By the mid 1950s Lee had graduated with honours from UCLA and was wondering exactly what to do with his crisply furled diploma in English Literature. He toyed
with the idea of teaching but the idea didn’t really appeal to him.
Then one evening, alone in the house while his parents attended a charity ball downtown, he idly switched on the family’s TV set. The titles of a brand-new weekly cop drama were playing.
By the time the credits rolled thirty minutes later, Lee’s world had somersaulted.

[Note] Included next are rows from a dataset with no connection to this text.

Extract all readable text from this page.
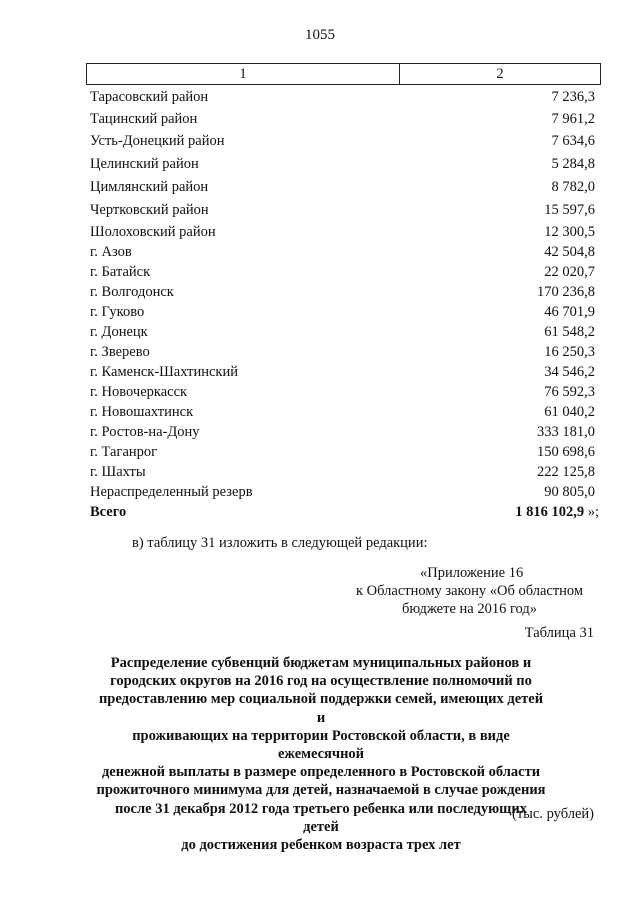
1055
1	2
Тарасовский район	7 236,3
Тацинский район	7 961,2
Усть-Донецкий район	7 634,6
Целинский район	5 284,8
Цимлянский район	8 782,0
Чертковский район	15 597,6
Шолоховский район	12 300,5
г. Азов	42 504,8
г. Батайск	22 020,7
г. Волгодонск	170 236,8
г. Гуково	46 701,9
г. Донецк	61 548,2
г. Зверево	16 250,3
г. Каменск-Шахтинский	34 546,2
г. Новочеркасск	76 592,3
г. Новошахтинск	61 040,2
г. Ростов-на-Дону	333 181,0
г. Таганрог	150 698,6
г. Шахты	222 125,8
Нераспределенный резерв	90 805,0
Всего	1 816 102,9 »;
в) таблицу 31 изложить в следующей редакции:
«Приложение 16
к Областному закону «Об областном
бюджете на 2016 год»
Таблица 31
Распределение субвенций бюджетам муниципальных районов и
городских округов на 2016 год на осуществление полномочий по
предоставлению мер социальной поддержки семей, имеющих детей и
проживающих на территории Ростовской области, в виде ежемесячной
денежной выплаты в размере определенного в Ростовской области
прожиточного минимума для детей, назначаемой в случае рождения
после 31 декабря 2012 года третьего ребенка или последующих детей
до достижения ребенком возраста трех лет
(тыс. рублей)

City Detective told the story of a tough-but-bright New York police lieutenant, played by an actor called Rod Cameron.
Lee was captivated before the first commercial break. He realised it was a stupid popcorn cop drama – he’d worked out who the killer was inside ten minutes – but it lit a fuse deep within. Crudely but effectively, the programme had revealed his destiny to him.
He was going to catch killers. He was going to save people.
He was going to be a police detective.
Officer Foster spent less than three years on the LA force before he was talent-spotted by the FBI and quietly suborned into its ranks. His skill was to be able to look at a case, any case, in three dimensions. He could see into and around and behind whatever facts were assembled before him, however sparse.
‘You have perspective, Mr Foster,’ his FBI recruiting officer had told him. ‘You see round corners. Most of us see stuff flat, like in a regular movie.’ He mimed putting spectacles on. ‘But you have those 3D glasses, don’t you? You have depth of field. In this business, that’s a rare and precious gift, son.’
Now, pairing off his officers to begin the trawl around Key Largo’s cab firms, Lee privately wondered where that 3D vision had gone. He couldn’t believe he hadn’t grasped the potential car link before Stella had. She was right; it was obvious. In fact, he hadn’t had a really useful insight into this case since arriving in the Keys. Mind you, that was less than twenty-four hours ago and he was unbelievably tired. It had been an exhausting summer on the west coast and he was still coping with the three-hour time difference between here and California. He should stop beating himself up.